Letztlich offenbart sich an der jährlichen Forderung nach einem Feuerwerksverbot nur der gesellschaftliche Egoismus: Ich fühle mich durch dies und das behelligt, das will ich nicht ertragen, also hinfort damit. Auf diesem fürchterlich asozialen Level läuft inzwischen ein guter Teil aller Petitionen und sonstigen Initiativen. Sie wollen entweder die eigene Weltsicht für alle verbindlich machen, oder sie wehren sich eben gegen jede Lebensäußerung, die nicht im Takt mit der eigenen schwingt. Die einen rebellieren gegen das “Tanzverbot” am stillen Feiertag, andere gegen jeden Hauch von Rauch; den einen passt der Straßenkarneval nicht und anderen Essensgeruch in der Straßenbahn; dieser dreht durch, wenn eine Brust öffentlich wird, und sei’s nur zum Füttern des Kindes, jene echauffiert sich übers wahrnehmbare Wasserlassen. Und meinem verehrten Tucholsky wurden ein paar Schräubchen locker, wenn irgendwo ein Hund bellte.

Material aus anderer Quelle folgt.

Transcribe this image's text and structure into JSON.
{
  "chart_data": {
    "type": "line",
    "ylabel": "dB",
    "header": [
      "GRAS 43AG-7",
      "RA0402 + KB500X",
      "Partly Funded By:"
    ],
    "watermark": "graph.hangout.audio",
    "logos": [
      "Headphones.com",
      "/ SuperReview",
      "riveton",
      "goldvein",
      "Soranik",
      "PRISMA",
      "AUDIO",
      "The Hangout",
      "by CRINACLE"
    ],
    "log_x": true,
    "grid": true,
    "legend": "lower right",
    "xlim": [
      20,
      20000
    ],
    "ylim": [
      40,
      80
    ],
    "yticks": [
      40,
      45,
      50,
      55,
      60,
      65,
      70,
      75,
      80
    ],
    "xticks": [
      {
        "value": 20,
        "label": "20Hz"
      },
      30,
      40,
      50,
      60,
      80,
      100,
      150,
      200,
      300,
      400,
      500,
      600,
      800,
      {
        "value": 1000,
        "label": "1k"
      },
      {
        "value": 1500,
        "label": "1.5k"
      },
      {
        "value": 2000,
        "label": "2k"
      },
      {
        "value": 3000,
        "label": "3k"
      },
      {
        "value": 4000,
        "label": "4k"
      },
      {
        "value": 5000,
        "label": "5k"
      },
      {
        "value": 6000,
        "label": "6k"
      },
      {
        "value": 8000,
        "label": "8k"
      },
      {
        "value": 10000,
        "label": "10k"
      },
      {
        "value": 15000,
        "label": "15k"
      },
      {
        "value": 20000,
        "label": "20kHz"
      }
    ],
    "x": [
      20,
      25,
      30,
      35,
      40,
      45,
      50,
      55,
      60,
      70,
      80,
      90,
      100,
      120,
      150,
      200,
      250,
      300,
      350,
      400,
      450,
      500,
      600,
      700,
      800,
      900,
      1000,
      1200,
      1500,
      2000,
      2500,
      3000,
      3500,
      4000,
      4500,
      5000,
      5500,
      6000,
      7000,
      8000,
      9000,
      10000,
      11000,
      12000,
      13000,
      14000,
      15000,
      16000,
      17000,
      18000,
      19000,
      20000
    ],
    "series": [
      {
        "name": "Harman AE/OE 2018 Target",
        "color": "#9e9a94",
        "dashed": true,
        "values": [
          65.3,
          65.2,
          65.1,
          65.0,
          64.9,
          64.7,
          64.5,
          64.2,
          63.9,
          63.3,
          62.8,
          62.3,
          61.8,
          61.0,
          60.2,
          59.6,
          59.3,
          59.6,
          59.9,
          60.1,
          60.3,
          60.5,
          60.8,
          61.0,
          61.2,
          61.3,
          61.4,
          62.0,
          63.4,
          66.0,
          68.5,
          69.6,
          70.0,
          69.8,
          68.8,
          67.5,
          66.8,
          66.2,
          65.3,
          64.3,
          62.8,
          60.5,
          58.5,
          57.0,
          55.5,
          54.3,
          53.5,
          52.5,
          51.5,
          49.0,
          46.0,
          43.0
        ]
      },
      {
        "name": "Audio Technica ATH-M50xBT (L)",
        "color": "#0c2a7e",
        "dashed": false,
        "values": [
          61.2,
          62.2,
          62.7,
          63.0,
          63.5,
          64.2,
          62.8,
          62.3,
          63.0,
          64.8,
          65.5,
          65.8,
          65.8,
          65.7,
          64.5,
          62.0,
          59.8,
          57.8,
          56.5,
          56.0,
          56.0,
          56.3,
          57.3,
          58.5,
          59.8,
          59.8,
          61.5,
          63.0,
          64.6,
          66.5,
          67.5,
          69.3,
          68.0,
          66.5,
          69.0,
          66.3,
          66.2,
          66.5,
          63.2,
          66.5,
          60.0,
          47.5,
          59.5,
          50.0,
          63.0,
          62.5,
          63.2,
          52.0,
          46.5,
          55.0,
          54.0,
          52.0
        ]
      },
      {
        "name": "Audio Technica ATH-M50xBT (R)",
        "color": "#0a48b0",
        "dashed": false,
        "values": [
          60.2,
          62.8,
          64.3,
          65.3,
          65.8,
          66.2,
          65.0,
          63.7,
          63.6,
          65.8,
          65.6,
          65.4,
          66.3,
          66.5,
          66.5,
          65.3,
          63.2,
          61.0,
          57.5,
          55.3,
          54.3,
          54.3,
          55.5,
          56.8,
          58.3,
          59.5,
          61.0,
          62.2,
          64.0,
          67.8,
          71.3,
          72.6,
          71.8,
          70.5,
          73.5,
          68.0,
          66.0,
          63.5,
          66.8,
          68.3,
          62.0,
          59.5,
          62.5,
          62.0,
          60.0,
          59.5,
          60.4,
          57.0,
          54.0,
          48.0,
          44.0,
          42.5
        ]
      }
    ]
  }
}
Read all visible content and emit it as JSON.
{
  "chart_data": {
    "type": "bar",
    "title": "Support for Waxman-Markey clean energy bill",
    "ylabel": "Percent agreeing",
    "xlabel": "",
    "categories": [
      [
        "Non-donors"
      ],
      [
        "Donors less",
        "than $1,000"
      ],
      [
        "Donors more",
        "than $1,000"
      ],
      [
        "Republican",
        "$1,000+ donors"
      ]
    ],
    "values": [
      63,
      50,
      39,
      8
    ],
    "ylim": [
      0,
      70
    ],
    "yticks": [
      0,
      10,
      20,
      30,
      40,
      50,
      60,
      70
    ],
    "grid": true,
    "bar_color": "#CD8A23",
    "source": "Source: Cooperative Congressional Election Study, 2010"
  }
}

Es kann ein jeder nur dann nach seiner Fasson selig werden, wenn es eine gewisse Toleranz gibt für Tangierungen durch andere Heilsprozesse. Dazu gehört selbstverständlich, mit Inbrunst für ein Feuerwerksverbot trommeln zu dürfen.

Der Journalismus allerdings könnte irgendwann mal zur Recherche statt Labertüte greifen – und das Thema klären, um uns fortan mit Neuem zu behelligen, die Grenzen der Toleranz gerne intellektuell strapaziös auslotend.